Overall Clinical Implications and Future Directions

If these findings continue to garner support in RCT design, they will carry important clinical implications. That is, although anxiety treatment does improve aspects of sleep, the effects are small and not clinically significant. Addressing residual sleep disturbance in anxious youth is therefore a clinical issue of paramount importance with potential to meaningfully reduce risk for increasing emotional problems (e.g. depression) in adolescence. Our preliminary support for Sleeping TIGERS suggests feasibility and clinical potential to successfully modify sleep in this population via behavioral intervention. A randomized controlled trial is an essential next step to establish efficacy.

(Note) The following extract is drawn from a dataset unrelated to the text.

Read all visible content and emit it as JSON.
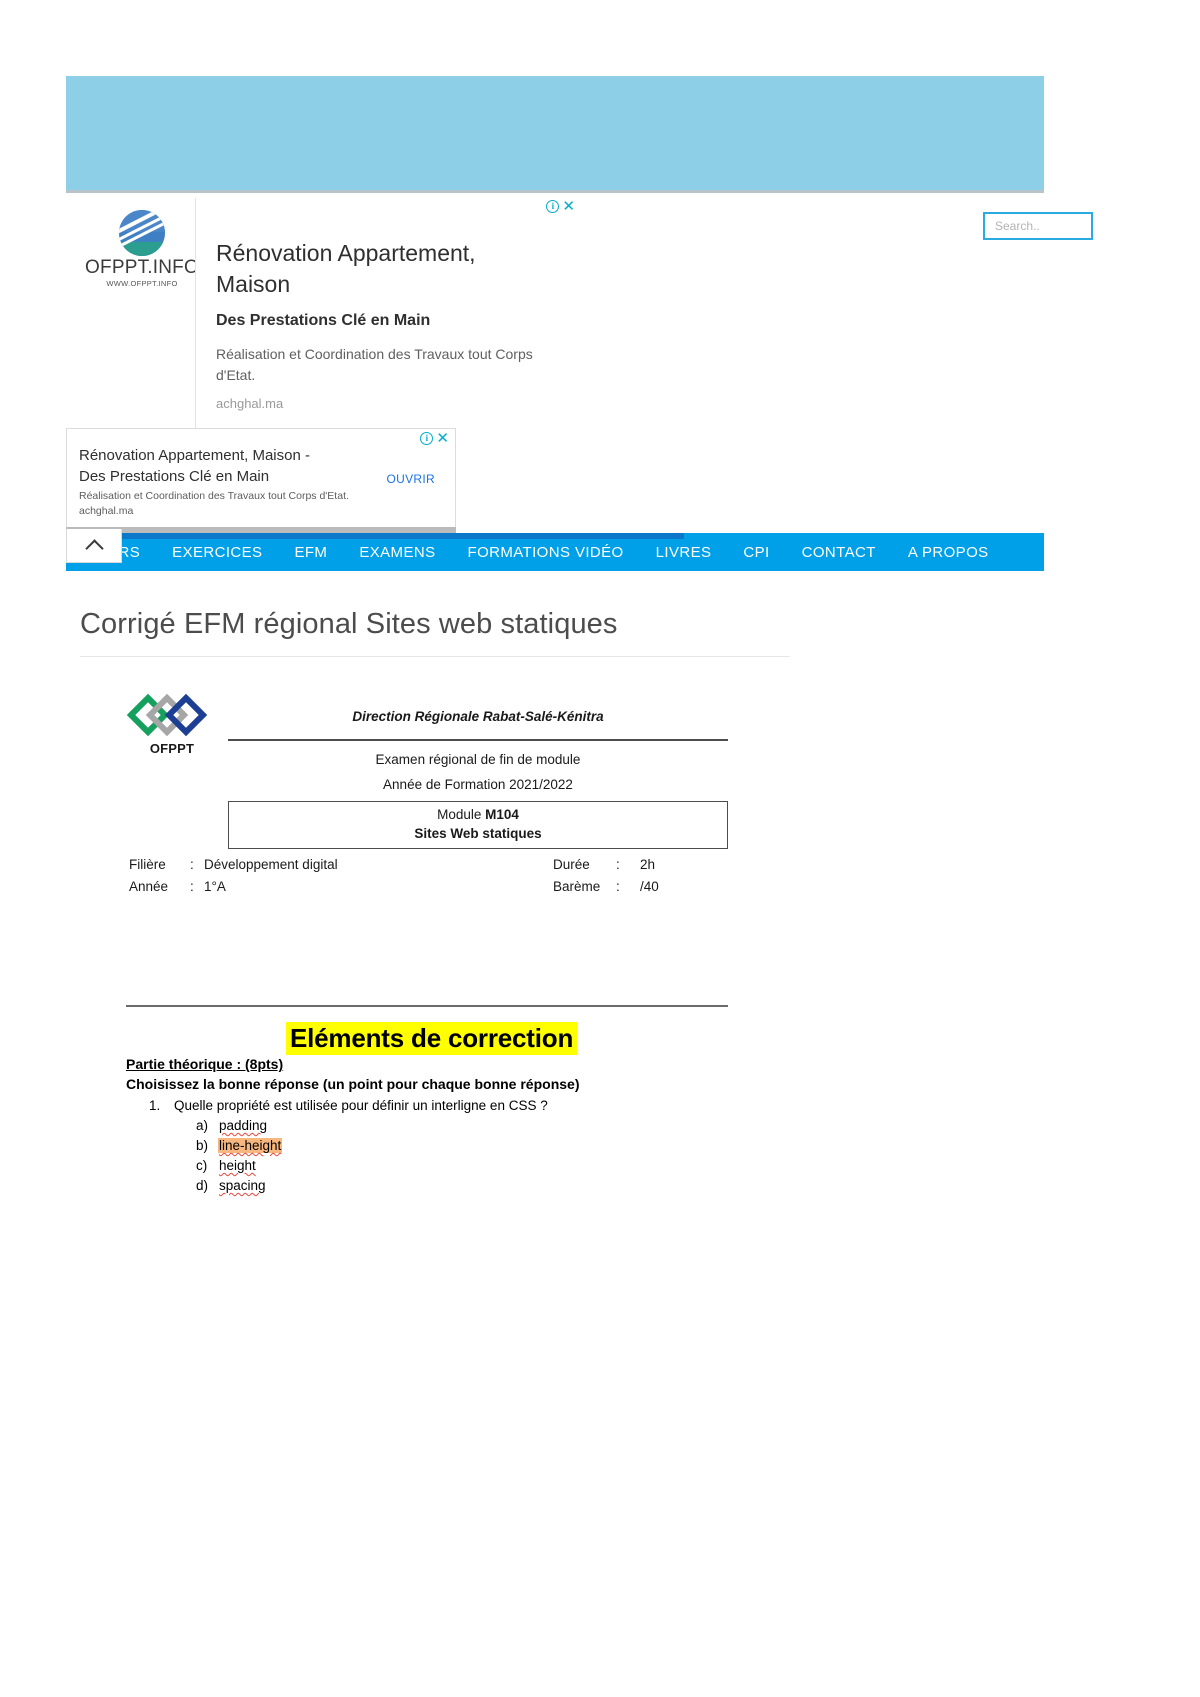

Future work may examine whether modifying sleep during this sensitive peri-pubertal period improves developmental trajectories of emotional adjustment and mental health. The current studies were embedded in a larger center grant that includes multi-method assessment of affective functioning (fMRI, ecological momentary assessment, parent-child interactions), as well as long-term follow-up of symptoms and functional outcomes (5 years), such that the current studies set the stage for deeper investigations of the impact of sleep on long-term emotional adjustment and mental health. Also, future work may identify a specific developmental window during the adolescent transition when behavioral sleep intervention can impart greatest impacts on development, and therefore be prioritized in clinical decision making. Finally, future work could examine whether delivering a sleep-targeted intervention in parallel to anxiety treatment, versus serially, would yield highest clinical impact.